We have been back for a few days now and as much as I have LOVED a hot shower, no bugs and our comfortable home…I am torn.
Last night I started to organize some of the pictures we took on our trip. As I scrolled through the pictures my heart was tugged with the array of faces from Guatemala and Honduras. Their beautiful brown eyes and huge smiles brought tears to my eyes as I think about each of them.
We were changed by this trip. Not because we saw poverty. Not because we gave food to starving children. Not because we played with orphaned kids. All of those were great humanitarian efforts, but doing just that would just make us more grateful for the comfortable life we live.
We were changed because we put our heart on the line and learned to love the people there.
I think of Amelia, the grandmother that struggles to provide food for her grandchildren living with her. Something about Amelia’s zest for life and joy in her spirit touched me.
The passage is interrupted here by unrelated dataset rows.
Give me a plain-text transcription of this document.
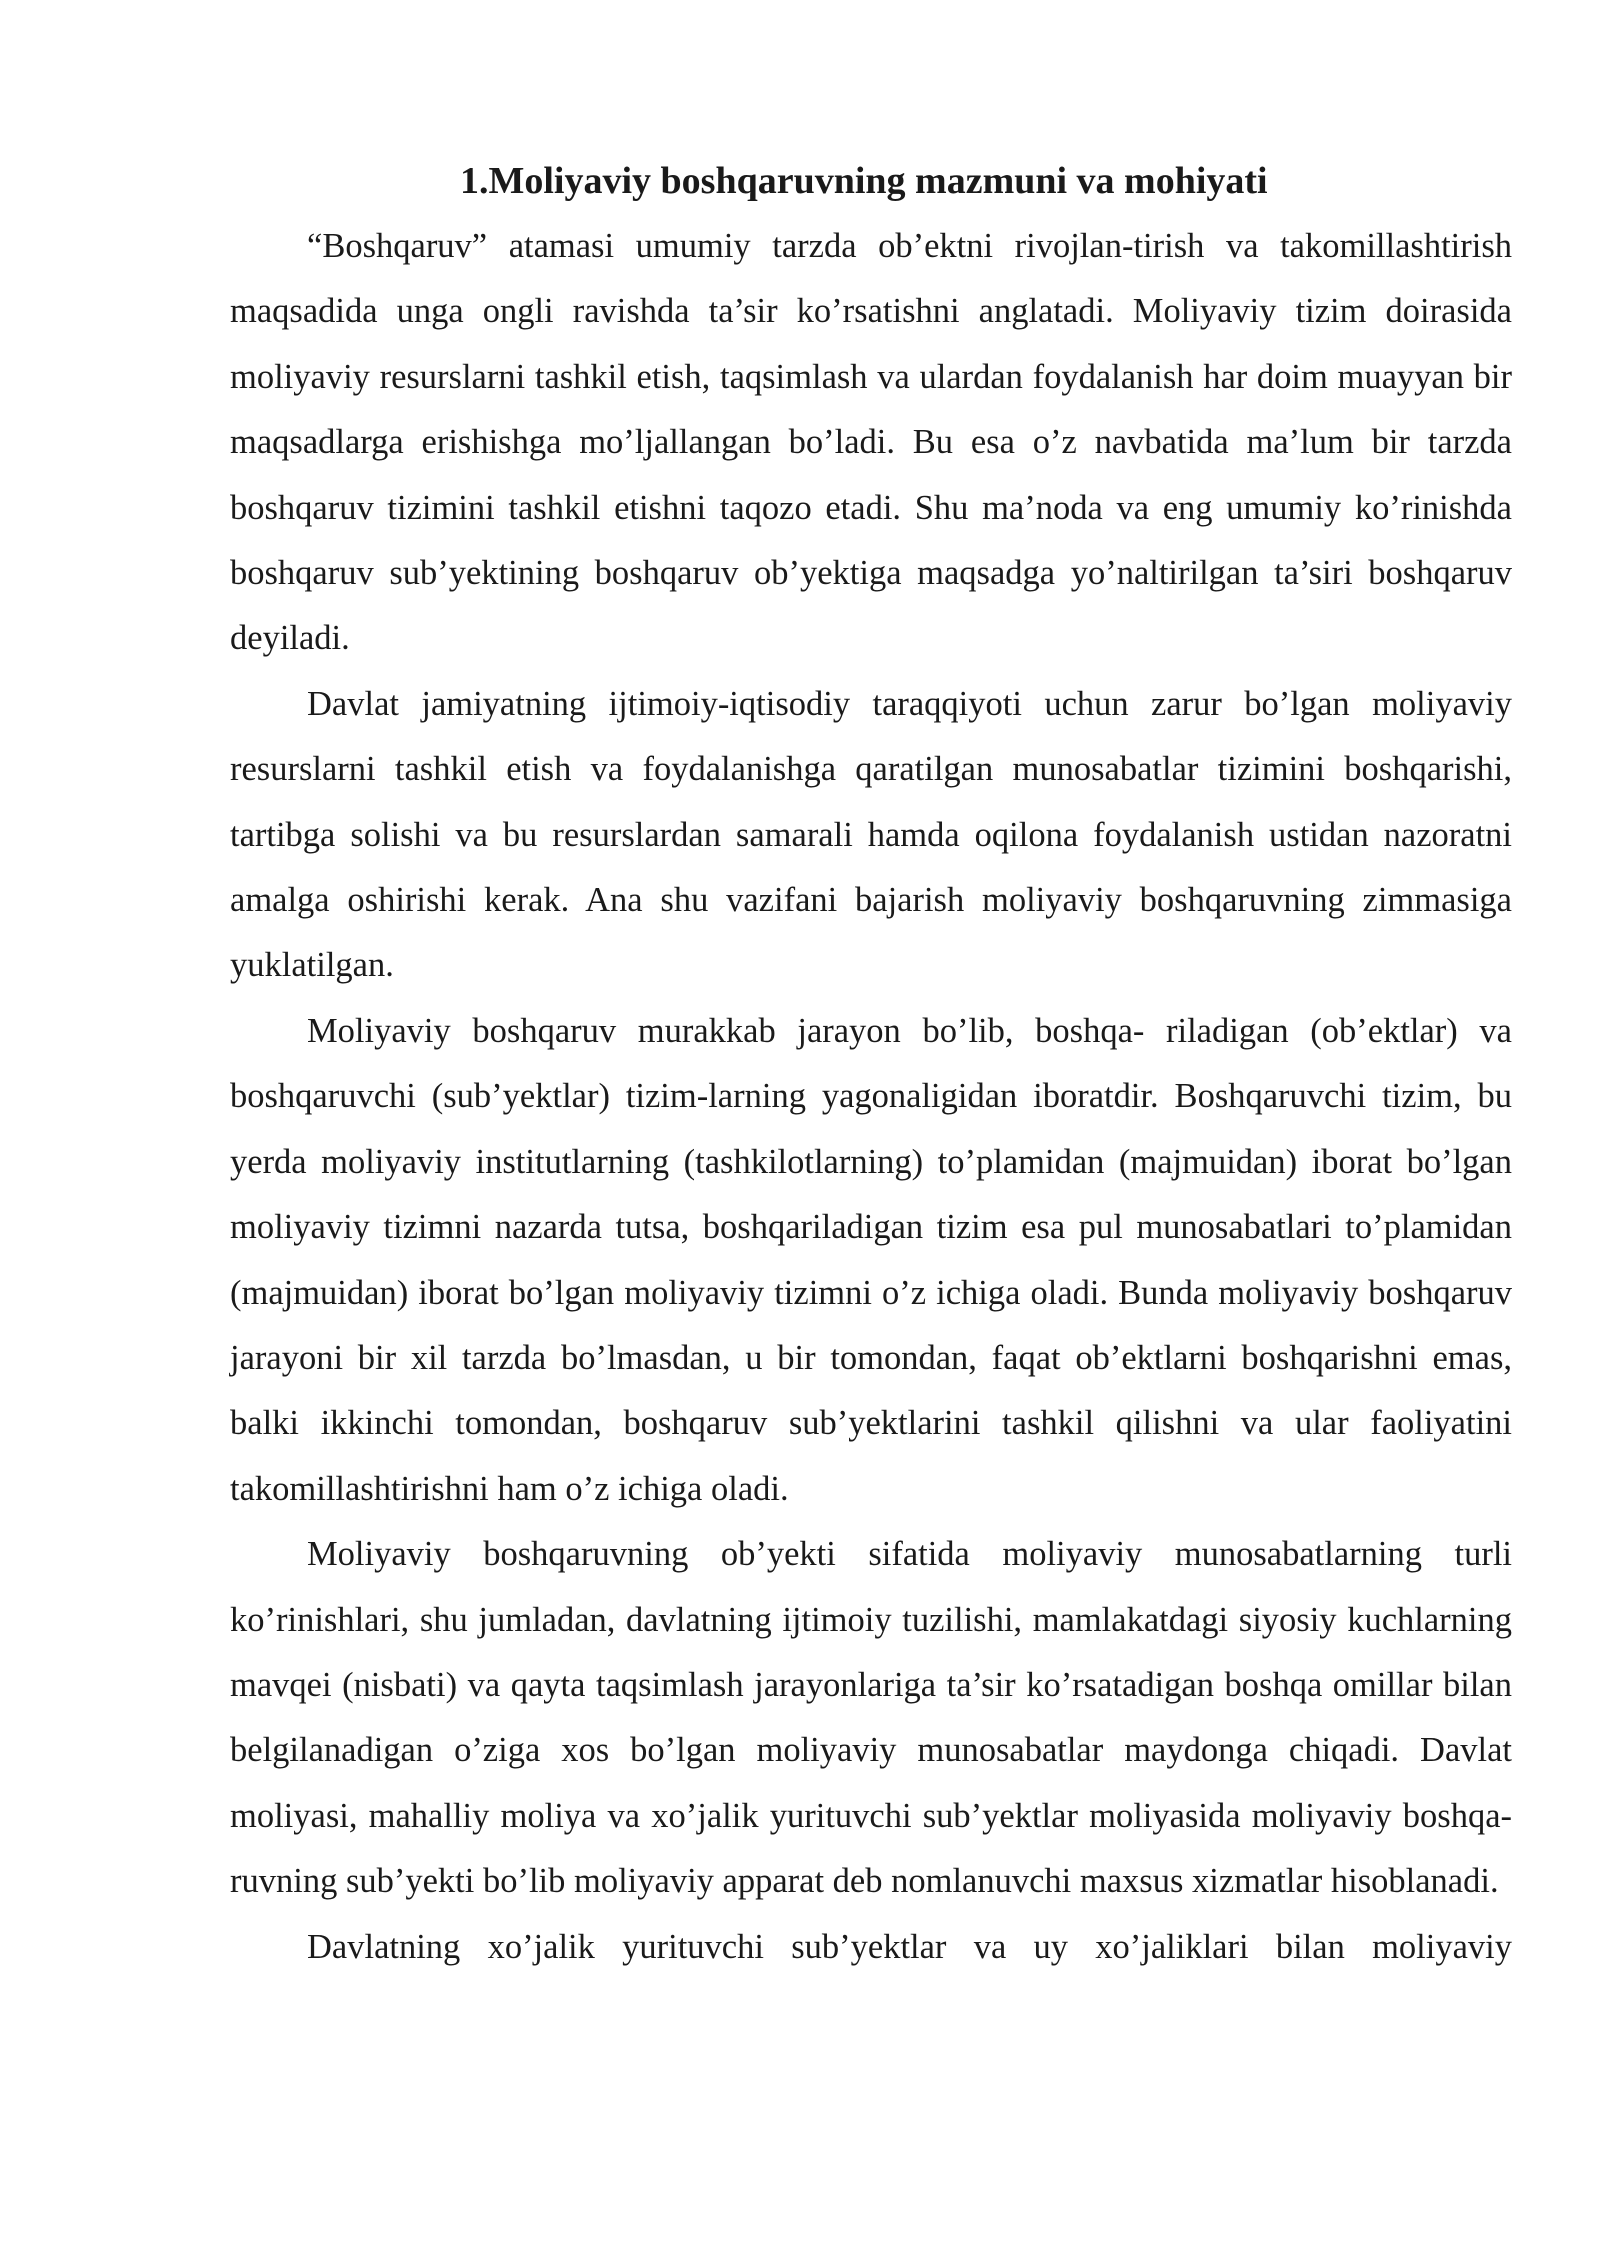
1.Moliyaviy boshqaruvning mazmuni va mohiyati

“Boshqaruv” atamasi umumiy tarzda ob’ektni rivojlan-tirish va takomillashtirish maqsadida unga ongli ravishda ta’sir ko’rsatishni anglatadi. Moliyaviy tizim doirasida moliyaviy resurslarni tashkil etish, taqsimlash va ulardan foydalanish har doim muayyan bir maqsadlarga erishishga mo’ljallangan bo’ladi. Bu esa o’z navbatida ma’lum bir tarzda boshqaruv tizimini tashkil etishni taqozo etadi. Shu ma’noda va eng umumiy ko’rinishda boshqaruv sub’yektining boshqaruv ob’yektiga maqsadga yo’naltirilgan ta’siri boshqaruv deyiladi.

Davlat jamiyatning ijtimoiy-iqtisodiy taraqqiyoti uchun zarur bo’lgan moliyaviy resurslarni tashkil etish va foydalanishga qaratilgan munosabatlar tizimini boshqarishi, tartibga solishi va bu resurslardan samarali hamda oqilona foydalanish ustidan nazoratni amalga oshirishi kerak. Ana shu vazifani bajarish moliyaviy boshqaruvning zimmasiga yuklatilgan.

Moliyaviy boshqaruv murakkab jarayon bo’lib, boshqa- riladigan (ob’ektlar) va boshqaruvchi (sub’yektlar) tizim-larning yagonaligidan iboratdir. Boshqaruvchi tizim, bu yerda moliyaviy institutlarning (tashkilotlarning) to’plamidan (majmuidan) iborat bo’lgan moliyaviy tizimni nazarda tutsa, boshqariladigan tizim esa pul munosabatlari to’plamidan (majmuidan) iborat bo’lgan moliyaviy tizimni o’z ichiga oladi. Bunda moliyaviy boshqaruv jarayoni bir xil tarzda bo’lmasdan, u bir tomondan, faqat ob’ektlarni boshqarishni emas, balki ikkinchi tomondan, boshqaruv sub’yektlarini tashkil qilishni va ular faoliyatini takomillashtirishni ham o’z ichiga oladi.

Moliyaviy boshqaruvning ob’yekti sifatida moliyaviy munosabatlarning turli ko’rinishlari, shu jumladan, davlatning ijtimoiy tuzilishi, mamlakatdagi siyosiy kuchlarning mavqei (nisbati) va qayta taqsimlash jarayonlariga ta’sir ko’rsatadigan boshqa omillar bilan belgilanadigan o’ziga xos bo’lgan moliyaviy munosabatlar maydonga chiqadi. Davlat moliyasi, mahalliy moliya va xo’jalik yurituvchi sub’yektlar moliyasida moliyaviy boshqa-ruvning sub’yekti bo’lib moliyaviy apparat deb nomlanuvchi maxsus xizmatlar hisoblanadi.

Davlatning xo’jalik yurituvchi sub’yektlar va uy xo’jaliklari bilan moliyaviy
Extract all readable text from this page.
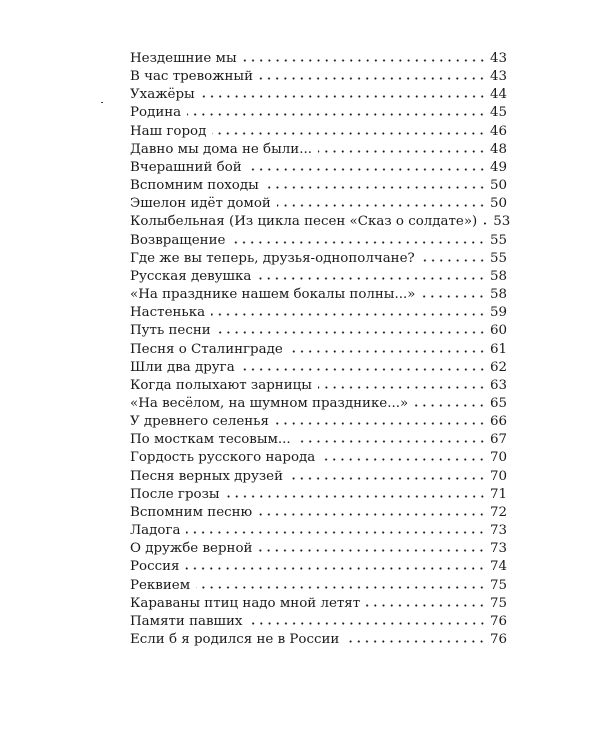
Нездешние мы	43
В час тревожный	43
Ухажёры	44
Родина	45
Наш город	46
Давно мы дома не были...	48
Вчерашний бой	49
Вспомним походы	50
Эшелон идёт домой	50
Колыбельная (Из цикла песен «Сказ о солдате») 53
Возвращение	55
Где же вы теперь, друзья-однополчане?	55
Русская девушка	58
«На празднике нашем бокалы полны...»	58
Настенька	59
Путь песни	60
Песня о Сталинграде	61
Шли два друга	62
Когда полыхают зарницы	63
«На весёлом, на шумном празднике...»	65
У древнего селенья	66
По мосткам тесовым...	67
Гордость русского народа	70
Песня верных друзей	70
После грозы	71
Вспомним песню	72
Ладога	73
О дружбе верной	73
Россия	74
Реквием	75
Караваны птиц надо мной летят	75
Памяти павших	76
Если б я родился не в России	76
I am now 1000 miles away, but I have continued to pray that the Lord would provide a way for her to sense the overwhelming presence of God and that she would experience hope.
I think of Don Oswaldo, the gentleman that gave us a ride from Guatemala to Honduras. His willingness to step out of his comfort zone and give fellow believer’s a ride was a heartfelt sacrifice. His willingness to help has turned into a friendship that we will cherish. (It is also an adventure that was a highlight of our trip!)
Today Eva sat putting a puzzle together singing “Jesus Loves the Little Children”. If you don’t know the words they go, “Jesus loves the little children, all the children of the world. Red and yellow. Black and white. They are precious in His sight. Jesus loves the little children of the world.”
The kids from Give Hope 2 Kids have changed us. We learned to love each of them and honestly it hurts. We were sad to leave, but the sadness has continued. We miss them. Isaiah, Lille and Eva made friends there. We fully enjoyed our chance to play, love, hold and celebrate life with those kids. We experienced just a fraction of the love that Jesus has for them. As Eva sang, I was given some comfort in knowing that Jesus loves each of them so much and has created them with a future and a hope and a Savior that loves them more than I can imagine. That is peace.
So as I sit in my warm house with a cup of coffee…I feel a little empty. I know God has planned our next steps and that he created us to love. And sometimes love hurts. But it also keeps us more dependent on Him who gives love freely.